Rather than filling up the runtime with boardrooms full of harried government functionaries discussing the monsters’ latest movements, and static scenes of soldiers and journalists passively observing kaiju throwdowns through binoculars, Fukuda and scriptwriter Shin'ichi Sekizawa here give us a simple, fast-moving character-driven story with enough interesting stuff going on to work on its own terms, whilst keeping the scale of the action small enough for the film’s budget to really do it justice, and the results really vindicate this shift in emphasis.
2.Mirroring this lively ‘human story’, the kaiju action in ‘Ebirah..’ also seems invested with a renewed sense of excitement. Just as the film saw Fukuda taking over from Honda for the first time as director, it also finds the legendary Eiji Tsubaraya assigning responsibility for the monster effects to his long-standing deputy Sadamasa Arikawa, with what appear to be very encouraging results.
In particular, the increased use of matte shots, false perspective etc really pays dividends here, with individual shots and interactions between different elements within the frame carefully planned out, in what seems like a deliberate attempt to avoid the flat, “monsters lolling about aimlessly in a field and/or alien planetscape like boxers between rounds” type approach seen in the past two films.
The shots of Ebirah’s colossal claw rising from the roiling, nocturnal waves as our hard-luck heroes struggle to keep their yacht afloat in the foreground in particular are extremely impressive; frightening and atmospheric, they convey a sense of scale and immensitude which has been lacking from these movies for quite a while.
Equally effective meanwhile are the shots which see human characters fleeing the stomping feet of Godzilla, and if, when we reach the big monster fights, they’re no less cartoon-ish than those seen in ‘..Astro-Monster’ and ‘King Ghidorah..’, they nonetheless have a sense of rough n’ ready energy and full contact violence about them which really gives them an edge.
Balancing out all this testosterone though, it’s great too to see Mothra back in action in her full, winged form too, needless to say. Once again, her characterisation as female means she’s relegated to playing the ‘peace maker’ here, calming Godzilla’s rage after his final battle with Ebirah, putting him back in his place like a big sister, and, delightfully, carrying the Infant Islanders and their friends to safety via an ingenious makeshift basket/gondola thing, just before the island goes ka-boom. [See point #3 of my above-linked Ghidorah: The Three Headed Monster post for reiteration of the reasons why I love Mothra.]
3.Likewise, the portrayal of Godzilla himself in ‘Ebirah..’ is interesting and a lot of fun.

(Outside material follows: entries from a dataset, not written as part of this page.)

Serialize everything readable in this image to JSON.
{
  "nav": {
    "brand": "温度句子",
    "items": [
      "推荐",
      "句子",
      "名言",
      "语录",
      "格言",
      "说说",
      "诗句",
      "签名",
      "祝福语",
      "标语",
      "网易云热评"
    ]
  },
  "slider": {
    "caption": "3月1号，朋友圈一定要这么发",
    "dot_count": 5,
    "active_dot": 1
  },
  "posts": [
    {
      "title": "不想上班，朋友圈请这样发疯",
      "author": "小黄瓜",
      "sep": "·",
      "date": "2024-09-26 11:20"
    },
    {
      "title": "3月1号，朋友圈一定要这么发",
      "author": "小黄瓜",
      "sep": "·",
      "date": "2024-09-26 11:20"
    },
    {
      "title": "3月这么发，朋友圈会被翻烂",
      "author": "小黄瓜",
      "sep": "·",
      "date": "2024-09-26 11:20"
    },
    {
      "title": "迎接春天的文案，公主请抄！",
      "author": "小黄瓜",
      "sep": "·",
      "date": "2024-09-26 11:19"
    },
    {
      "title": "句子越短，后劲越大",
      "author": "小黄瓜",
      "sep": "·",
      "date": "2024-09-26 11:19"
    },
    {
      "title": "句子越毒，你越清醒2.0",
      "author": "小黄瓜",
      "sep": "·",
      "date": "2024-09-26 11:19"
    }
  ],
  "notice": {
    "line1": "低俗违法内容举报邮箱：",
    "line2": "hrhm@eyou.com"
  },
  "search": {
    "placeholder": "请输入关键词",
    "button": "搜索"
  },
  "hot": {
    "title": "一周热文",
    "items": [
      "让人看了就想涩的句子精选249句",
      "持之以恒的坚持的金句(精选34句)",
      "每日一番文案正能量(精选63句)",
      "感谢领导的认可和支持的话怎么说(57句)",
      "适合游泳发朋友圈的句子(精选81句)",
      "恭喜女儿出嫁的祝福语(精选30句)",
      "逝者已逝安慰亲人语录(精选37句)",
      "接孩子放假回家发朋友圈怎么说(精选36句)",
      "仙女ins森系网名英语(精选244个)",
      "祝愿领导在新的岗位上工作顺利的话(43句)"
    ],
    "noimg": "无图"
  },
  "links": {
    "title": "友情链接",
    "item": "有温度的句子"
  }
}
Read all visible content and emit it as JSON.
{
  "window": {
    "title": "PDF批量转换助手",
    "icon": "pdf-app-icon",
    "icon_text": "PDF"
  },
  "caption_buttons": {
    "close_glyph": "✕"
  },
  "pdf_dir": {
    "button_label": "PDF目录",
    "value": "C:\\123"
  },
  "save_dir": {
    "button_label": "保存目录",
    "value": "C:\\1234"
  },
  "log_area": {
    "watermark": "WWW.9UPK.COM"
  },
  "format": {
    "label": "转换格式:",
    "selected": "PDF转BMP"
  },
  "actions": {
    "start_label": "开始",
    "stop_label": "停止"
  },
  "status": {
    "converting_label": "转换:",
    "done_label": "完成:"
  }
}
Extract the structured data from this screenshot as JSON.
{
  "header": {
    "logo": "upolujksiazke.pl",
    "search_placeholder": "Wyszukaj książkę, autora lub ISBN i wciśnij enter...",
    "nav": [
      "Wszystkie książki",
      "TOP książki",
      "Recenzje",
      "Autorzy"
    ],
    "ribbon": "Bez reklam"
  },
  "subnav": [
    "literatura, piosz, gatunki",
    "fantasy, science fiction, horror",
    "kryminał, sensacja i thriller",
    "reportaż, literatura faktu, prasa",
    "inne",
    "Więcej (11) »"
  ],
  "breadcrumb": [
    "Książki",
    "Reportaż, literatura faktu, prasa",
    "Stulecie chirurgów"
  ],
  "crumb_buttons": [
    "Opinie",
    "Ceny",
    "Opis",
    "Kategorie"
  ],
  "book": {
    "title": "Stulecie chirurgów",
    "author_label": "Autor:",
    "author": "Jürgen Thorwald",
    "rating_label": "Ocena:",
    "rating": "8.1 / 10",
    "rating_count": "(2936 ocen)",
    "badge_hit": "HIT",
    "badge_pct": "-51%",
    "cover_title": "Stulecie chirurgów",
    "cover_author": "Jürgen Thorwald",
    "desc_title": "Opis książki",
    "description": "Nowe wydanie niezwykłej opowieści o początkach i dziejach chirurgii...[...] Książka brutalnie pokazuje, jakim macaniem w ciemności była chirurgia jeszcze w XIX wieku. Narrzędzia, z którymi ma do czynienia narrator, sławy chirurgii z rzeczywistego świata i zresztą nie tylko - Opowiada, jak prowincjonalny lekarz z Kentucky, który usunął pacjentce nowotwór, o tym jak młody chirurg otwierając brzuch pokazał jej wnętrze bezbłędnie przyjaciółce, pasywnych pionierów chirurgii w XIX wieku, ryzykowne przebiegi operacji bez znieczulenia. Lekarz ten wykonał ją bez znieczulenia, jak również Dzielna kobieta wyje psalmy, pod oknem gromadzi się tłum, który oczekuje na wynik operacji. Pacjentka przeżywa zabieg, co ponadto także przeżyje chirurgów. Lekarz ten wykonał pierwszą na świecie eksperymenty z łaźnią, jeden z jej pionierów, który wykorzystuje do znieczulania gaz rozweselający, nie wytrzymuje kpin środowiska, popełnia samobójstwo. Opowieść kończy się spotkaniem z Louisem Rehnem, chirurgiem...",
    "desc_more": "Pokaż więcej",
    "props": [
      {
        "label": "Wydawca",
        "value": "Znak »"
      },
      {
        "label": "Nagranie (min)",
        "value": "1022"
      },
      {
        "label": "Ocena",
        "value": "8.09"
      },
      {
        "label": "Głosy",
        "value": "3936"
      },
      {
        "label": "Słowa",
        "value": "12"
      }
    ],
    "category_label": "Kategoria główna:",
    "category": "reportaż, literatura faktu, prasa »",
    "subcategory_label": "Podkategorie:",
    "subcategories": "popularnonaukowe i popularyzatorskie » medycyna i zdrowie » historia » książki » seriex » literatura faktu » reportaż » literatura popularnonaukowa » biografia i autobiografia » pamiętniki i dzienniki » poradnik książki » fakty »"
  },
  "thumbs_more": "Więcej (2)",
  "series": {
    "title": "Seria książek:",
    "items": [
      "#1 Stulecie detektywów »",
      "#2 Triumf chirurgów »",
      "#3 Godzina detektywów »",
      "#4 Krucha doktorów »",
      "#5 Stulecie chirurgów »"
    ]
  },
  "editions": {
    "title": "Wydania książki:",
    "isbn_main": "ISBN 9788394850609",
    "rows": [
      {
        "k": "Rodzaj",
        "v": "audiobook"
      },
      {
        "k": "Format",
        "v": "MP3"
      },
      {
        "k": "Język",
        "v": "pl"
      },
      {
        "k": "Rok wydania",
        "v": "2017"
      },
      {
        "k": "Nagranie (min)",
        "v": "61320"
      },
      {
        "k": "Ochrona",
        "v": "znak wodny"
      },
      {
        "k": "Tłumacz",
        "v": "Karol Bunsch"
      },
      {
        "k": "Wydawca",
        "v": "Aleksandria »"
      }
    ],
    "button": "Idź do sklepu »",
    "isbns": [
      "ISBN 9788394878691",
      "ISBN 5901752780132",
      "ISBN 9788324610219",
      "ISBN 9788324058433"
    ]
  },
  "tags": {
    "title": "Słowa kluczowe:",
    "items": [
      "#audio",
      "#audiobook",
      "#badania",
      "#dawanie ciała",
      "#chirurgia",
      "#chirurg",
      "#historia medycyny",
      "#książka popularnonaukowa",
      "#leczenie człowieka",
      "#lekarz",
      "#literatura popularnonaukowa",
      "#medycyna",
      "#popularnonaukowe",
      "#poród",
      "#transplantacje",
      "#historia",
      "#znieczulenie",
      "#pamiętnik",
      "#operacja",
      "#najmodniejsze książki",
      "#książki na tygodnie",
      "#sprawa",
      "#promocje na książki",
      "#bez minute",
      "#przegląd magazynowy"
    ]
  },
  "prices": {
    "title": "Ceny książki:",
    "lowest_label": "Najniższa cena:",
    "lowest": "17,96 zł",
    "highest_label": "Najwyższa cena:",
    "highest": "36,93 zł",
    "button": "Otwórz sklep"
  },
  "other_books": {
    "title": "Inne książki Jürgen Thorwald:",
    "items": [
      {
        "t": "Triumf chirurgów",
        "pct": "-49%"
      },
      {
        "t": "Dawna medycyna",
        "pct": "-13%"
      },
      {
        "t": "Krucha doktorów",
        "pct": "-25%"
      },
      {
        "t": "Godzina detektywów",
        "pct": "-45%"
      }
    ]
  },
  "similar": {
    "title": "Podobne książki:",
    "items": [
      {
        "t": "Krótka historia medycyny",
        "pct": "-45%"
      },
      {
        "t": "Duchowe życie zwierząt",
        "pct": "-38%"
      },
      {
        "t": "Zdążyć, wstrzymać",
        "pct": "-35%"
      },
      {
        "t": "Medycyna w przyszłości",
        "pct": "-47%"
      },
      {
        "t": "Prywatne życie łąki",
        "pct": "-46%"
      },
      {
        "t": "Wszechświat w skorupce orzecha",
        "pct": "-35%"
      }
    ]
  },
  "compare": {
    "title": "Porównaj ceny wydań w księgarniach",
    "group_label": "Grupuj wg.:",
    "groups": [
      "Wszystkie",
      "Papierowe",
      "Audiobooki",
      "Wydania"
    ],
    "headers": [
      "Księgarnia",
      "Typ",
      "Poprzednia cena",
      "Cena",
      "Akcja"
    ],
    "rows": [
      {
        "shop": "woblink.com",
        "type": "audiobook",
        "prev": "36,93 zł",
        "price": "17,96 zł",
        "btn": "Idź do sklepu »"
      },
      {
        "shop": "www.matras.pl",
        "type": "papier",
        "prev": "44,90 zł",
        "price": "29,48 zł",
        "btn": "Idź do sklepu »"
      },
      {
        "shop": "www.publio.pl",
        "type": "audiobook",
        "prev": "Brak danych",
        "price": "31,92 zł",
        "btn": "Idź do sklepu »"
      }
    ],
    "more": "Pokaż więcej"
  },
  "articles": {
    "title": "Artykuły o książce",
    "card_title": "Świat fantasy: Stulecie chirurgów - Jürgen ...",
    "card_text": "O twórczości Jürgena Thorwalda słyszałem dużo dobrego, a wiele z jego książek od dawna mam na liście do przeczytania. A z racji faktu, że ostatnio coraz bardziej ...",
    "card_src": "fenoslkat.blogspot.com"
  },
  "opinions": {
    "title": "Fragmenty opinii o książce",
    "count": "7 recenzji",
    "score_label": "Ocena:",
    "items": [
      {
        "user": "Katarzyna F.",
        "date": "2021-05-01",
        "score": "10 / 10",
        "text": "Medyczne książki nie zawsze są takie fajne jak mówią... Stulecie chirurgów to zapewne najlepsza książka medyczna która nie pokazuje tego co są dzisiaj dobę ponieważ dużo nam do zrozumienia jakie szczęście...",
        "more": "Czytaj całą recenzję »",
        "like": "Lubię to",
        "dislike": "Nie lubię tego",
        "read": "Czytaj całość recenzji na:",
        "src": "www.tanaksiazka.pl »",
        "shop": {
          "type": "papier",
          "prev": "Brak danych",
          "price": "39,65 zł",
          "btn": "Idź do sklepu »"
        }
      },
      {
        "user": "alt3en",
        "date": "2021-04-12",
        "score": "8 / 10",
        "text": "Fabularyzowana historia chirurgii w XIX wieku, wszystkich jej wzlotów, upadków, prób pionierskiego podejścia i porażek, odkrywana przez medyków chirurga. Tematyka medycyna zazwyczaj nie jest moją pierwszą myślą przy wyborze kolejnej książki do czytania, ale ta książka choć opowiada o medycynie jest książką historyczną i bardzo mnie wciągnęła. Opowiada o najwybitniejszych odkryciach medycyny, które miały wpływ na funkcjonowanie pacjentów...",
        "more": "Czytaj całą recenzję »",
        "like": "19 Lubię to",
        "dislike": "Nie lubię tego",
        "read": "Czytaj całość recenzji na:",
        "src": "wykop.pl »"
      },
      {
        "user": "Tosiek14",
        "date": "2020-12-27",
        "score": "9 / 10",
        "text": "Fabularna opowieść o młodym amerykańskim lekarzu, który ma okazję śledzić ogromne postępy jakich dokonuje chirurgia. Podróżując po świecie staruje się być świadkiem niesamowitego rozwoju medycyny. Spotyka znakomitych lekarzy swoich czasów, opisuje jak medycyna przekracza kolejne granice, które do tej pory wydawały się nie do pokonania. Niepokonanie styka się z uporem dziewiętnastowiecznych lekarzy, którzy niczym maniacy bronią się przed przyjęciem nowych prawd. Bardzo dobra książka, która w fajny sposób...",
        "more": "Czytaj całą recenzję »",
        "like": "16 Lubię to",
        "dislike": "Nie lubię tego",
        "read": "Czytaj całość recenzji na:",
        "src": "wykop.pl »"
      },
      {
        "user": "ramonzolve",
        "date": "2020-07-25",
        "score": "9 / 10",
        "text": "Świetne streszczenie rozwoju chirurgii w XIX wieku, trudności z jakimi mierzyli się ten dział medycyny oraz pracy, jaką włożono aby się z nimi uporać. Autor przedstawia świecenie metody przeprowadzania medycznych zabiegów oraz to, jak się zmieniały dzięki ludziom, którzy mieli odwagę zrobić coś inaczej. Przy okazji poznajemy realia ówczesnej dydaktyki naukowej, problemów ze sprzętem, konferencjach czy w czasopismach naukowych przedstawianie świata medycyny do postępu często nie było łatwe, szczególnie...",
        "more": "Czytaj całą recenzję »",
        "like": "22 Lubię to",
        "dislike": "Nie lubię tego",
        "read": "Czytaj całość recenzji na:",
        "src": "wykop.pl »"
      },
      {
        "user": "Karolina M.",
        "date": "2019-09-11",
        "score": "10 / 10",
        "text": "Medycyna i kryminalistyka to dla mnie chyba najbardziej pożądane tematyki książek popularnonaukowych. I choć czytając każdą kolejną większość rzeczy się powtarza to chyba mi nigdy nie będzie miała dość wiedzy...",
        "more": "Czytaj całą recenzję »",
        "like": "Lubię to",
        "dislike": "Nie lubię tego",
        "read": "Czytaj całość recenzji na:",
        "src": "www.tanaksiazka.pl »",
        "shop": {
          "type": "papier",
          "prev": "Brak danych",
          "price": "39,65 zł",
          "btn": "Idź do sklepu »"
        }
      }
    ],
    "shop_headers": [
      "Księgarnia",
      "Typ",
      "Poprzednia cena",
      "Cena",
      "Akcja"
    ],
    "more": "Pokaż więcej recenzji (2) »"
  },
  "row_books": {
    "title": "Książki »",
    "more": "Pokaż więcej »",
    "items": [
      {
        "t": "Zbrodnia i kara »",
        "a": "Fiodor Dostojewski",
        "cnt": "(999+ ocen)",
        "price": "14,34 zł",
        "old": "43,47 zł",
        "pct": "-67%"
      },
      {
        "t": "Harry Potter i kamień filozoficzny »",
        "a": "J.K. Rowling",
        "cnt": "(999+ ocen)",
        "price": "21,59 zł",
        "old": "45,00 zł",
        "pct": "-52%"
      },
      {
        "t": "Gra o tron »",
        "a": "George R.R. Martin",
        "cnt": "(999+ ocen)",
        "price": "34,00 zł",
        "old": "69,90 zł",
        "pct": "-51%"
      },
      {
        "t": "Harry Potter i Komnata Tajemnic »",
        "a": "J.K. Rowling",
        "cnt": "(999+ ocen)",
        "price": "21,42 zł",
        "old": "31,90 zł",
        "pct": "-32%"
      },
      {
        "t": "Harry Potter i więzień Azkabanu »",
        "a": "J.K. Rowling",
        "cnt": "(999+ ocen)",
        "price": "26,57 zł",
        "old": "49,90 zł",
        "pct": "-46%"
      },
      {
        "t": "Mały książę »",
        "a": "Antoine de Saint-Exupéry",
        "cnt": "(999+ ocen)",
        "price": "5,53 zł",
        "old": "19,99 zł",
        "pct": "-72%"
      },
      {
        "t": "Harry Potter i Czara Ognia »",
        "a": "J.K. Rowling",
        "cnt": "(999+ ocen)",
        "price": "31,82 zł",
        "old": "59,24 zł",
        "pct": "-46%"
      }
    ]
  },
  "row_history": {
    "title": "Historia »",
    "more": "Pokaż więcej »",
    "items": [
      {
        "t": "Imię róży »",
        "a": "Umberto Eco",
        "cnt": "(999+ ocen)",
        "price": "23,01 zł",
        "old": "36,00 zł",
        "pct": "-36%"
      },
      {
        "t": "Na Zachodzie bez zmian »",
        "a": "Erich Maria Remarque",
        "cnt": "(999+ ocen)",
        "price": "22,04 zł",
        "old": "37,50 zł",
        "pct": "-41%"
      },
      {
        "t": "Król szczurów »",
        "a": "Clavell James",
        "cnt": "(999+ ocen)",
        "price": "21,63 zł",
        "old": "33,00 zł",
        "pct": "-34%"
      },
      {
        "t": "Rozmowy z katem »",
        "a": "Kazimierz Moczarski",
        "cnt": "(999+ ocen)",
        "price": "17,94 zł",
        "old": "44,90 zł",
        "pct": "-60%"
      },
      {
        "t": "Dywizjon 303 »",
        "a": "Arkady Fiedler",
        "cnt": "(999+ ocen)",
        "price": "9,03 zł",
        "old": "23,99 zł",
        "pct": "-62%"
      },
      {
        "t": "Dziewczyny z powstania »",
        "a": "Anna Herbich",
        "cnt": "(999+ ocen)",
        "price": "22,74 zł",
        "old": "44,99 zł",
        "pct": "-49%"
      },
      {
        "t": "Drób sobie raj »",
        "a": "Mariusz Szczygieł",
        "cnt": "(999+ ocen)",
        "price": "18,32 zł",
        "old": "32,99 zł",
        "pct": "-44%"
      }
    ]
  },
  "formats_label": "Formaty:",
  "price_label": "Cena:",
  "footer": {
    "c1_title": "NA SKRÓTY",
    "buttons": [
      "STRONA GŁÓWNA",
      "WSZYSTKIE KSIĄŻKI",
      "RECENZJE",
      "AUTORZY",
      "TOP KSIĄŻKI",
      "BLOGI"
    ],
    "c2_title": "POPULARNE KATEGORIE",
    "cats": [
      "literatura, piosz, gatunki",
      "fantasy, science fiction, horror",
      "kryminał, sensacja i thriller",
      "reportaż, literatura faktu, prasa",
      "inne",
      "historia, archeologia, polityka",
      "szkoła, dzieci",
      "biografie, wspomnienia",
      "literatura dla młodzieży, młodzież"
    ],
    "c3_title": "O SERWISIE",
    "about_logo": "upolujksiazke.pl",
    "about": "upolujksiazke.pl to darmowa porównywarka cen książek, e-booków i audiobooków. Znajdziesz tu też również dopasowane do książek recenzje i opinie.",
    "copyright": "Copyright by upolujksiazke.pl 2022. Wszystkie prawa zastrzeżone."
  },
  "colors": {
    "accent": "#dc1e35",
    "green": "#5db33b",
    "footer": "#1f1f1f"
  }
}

Taking a step or two back from the comedic/heroic persona he was moving toward in last few films, he’s a more ambiguous, slightly more menacing presence here. Certainly, he no longer gives much of a damn about humanity, carelessly trashing the Red Bamboo’s nuclear research facility and stomping their soldiers without a second thought.
But, more than anything, he really just spends the entirety of this film acting as if he really wants everyone to just leave him the hell alone, essentially staggering through the picture like the kaiju equivalent of a guy with a severe hangover who finds himself having to deal with a leaking washing machine, rotten milk in the fridge and disgruntled neighbours banging on his door; an impression I find both hilarious and endearing.
I mean, the first thing he sees after he staggers out of his cozy hiding place in the cliff-face after being rudely awakened, Frankenstein style, with a jerry-rigged lightning conductor, is this bloody giant lobster thing that wants to pick a fight with him. Then, as soon as he’s sent that guy packing, he sits down to catch his breath, and before you know it, some fucking mangy-looking prehistoric bird thing suddenly flies out of nowhere and starts pecking him! What the holy hell?! And THEN, when he’s finally pulverised that bugger, here comes The Red Bamboo’s bloody air force, zooming around his head, giving him a hard time. What a shitty day!
Poor Godzilla! All he wants is to sit in a dark, quiet hole somewhere and get a bit of rest. No wonder then that he seems so thoroughly pissed off by the time the film reaches its conclusion, kicking the shit out of the nuclear facility with reckless abandon, and tearing Ebirah’s claws straight off and battering him to death with them in a display of crazed ferocity rarely equalled in a Toho kaiju movie.
Opening with what I imagine to be the kaiju equivalent of a tormented yell of “What?! You want some more, do you?!”, this second and final Godzilla/Ebirah battle is genuinely brutal stuff, leaving us with little expectation that the movie’s title monster is going to be popping up from ‘neath the ocean waves for any jolly monster team-ups anytime soon. Having pushed The Big G way over the line when he was in a rotten mood to start with, he gets properly fucked up for his troubles.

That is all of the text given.